As I head towards the bottom of my freezer I start to find some of the different cuts of beef that you don’t normally cook with on a day to day basis. Today was oxtail, next week shin!
I do love oxtail. When cooked correctly it really is incredible. Absolutely jam packed with flavour and it gets all gooey and carmelized like making it hard to stop at just one. The key is to cook it slow and cook with simple flavour packed ingredients.
- 8 pieces of diced oxtail roughly 2 kg
- sea salt
- freshly ground black pepper
- 2 large onions
- 2 medium leeks
- 2 stalks of celery
- 4 medium carrots
- a few sprigs of fresh thyme
- a few sprigs of fresh rosemary
- 4 fresh bay leaves
- 4 cloves
- 4 tablespoon tomato paste (preferably organic)
- 1 litre organic beef broth
- Preheat the oven to 160ºC/325ºF or get out the slow cooker
- Dice the carrot, leeks, celery and put aside.

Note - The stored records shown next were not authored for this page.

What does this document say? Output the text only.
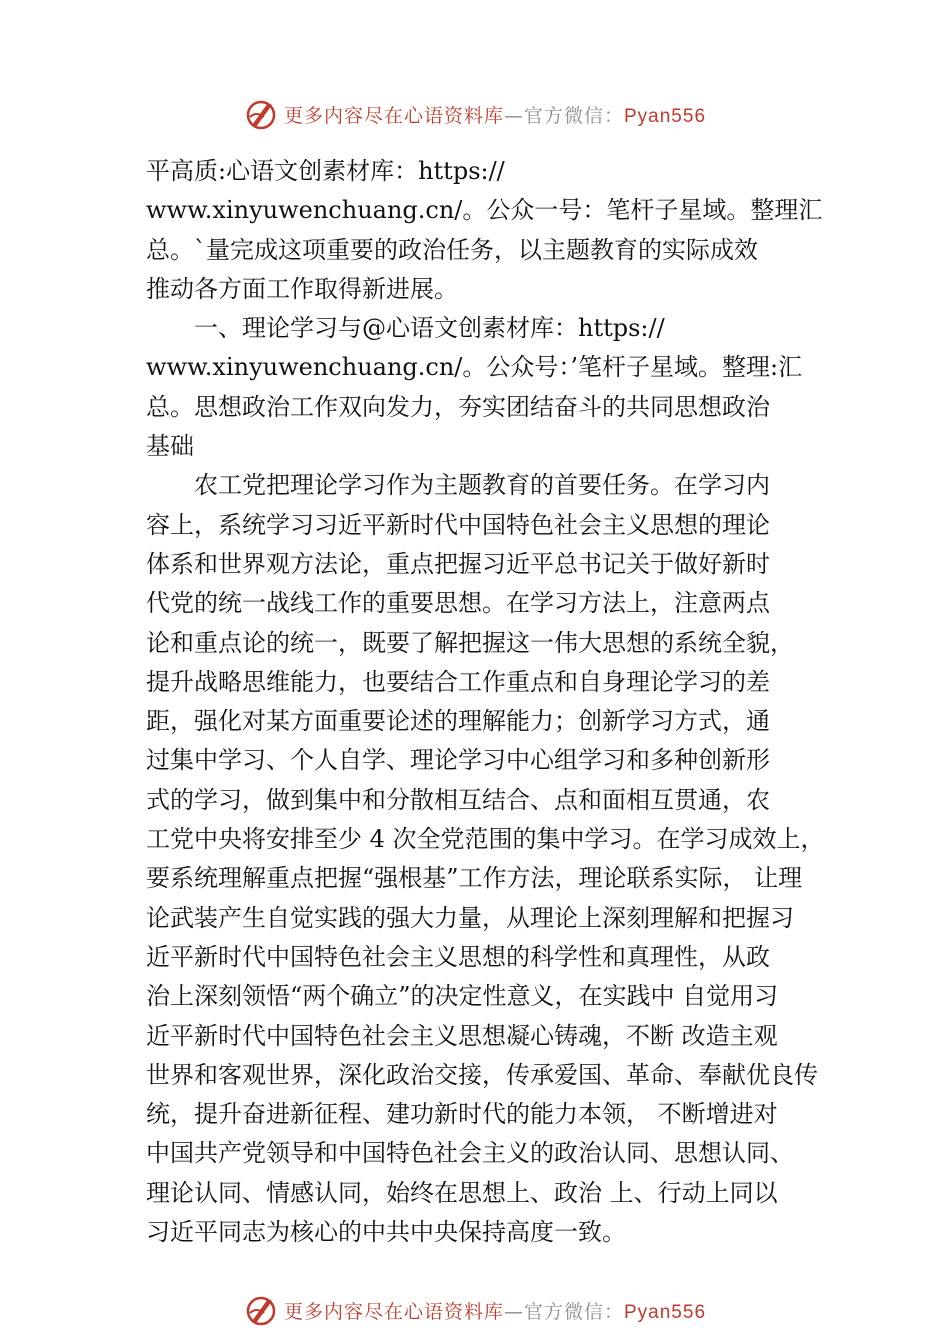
更多内容尽在心语资料库—官方微信：Pyan556
平高质:心语文创素材库：https://
www.xinyuwenchuang.cn/。公众一号：笔杆子星域。整理汇
总。`量完成这项重要的政治任务，以主题教育的实际成效
推动各方面工作取得新进展。
　　一、理论学习与@心语文创素材库：https://
www.xinyuwenchuang.cn/。公众号：’笔杆子星域。整理:汇
总。思想政治工作双向发力，夯实团结奋斗的共同思想政治
基础
　　农工党把理论学习作为主题教育的首要任务。在学习内
容上，系统学习习近平新时代中国特色社会主义思想的理论
体系和世界观方法论，重点把握习近平总书记关于做好新时
代党的统一战线工作的重要思想。在学习方法上，注意两点
论和重点论的统一，既要了解把握这一伟大思想的系统全貌，
提升战略思维能力，也要结合工作重点和自身理论学习的差
距，强化对某方面重要论述的理解能力；创新学习方式，通
过集中学习、个人自学、理论学习中心组学习和多种创新形
式的学习，做到集中和分散相互结合、点和面相互贯通，农
工党中央将安排至少 4 次全党范围的集中学习。在学习成效上，
要系统理解重点把握“强根基”工作方法，理论联系实际， 让理
论武装产生自觉实践的强大力量，从理论上深刻理解和把握习
近平新时代中国特色社会主义思想的科学性和真理性，从政
治上深刻领悟“两个确立”的决定性意义，在实践中 自觉用习
近平新时代中国特色社会主义思想凝心铸魂，不断 改造主观
世界和客观世界，深化政治交接，传承爱国、革命、奉献优良传
统，提升奋进新征程、建功新时代的能力本领， 不断增进对
中国共产党领导和中国特色社会主义的政治认同、思想认同、
理论认同、情感认同，始终在思想上、政治 上、行动上同以
习近平同志为核心的中共中央保持高度一致。
更多内容尽在心语资料库—官方微信：Pyan556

- Into a blender put broth, tomato paste, garlic cloves and onions. Blitz up until its smooth.
- Place everything into the slow cooker or crockpot and pour over the marinade, ensure everything is covered and then pop in oven or turn on slow cooker and allow it to cook for 6-8 hours or until meat is melting off the bone.
- Serve up with some fresh greens and enjoy!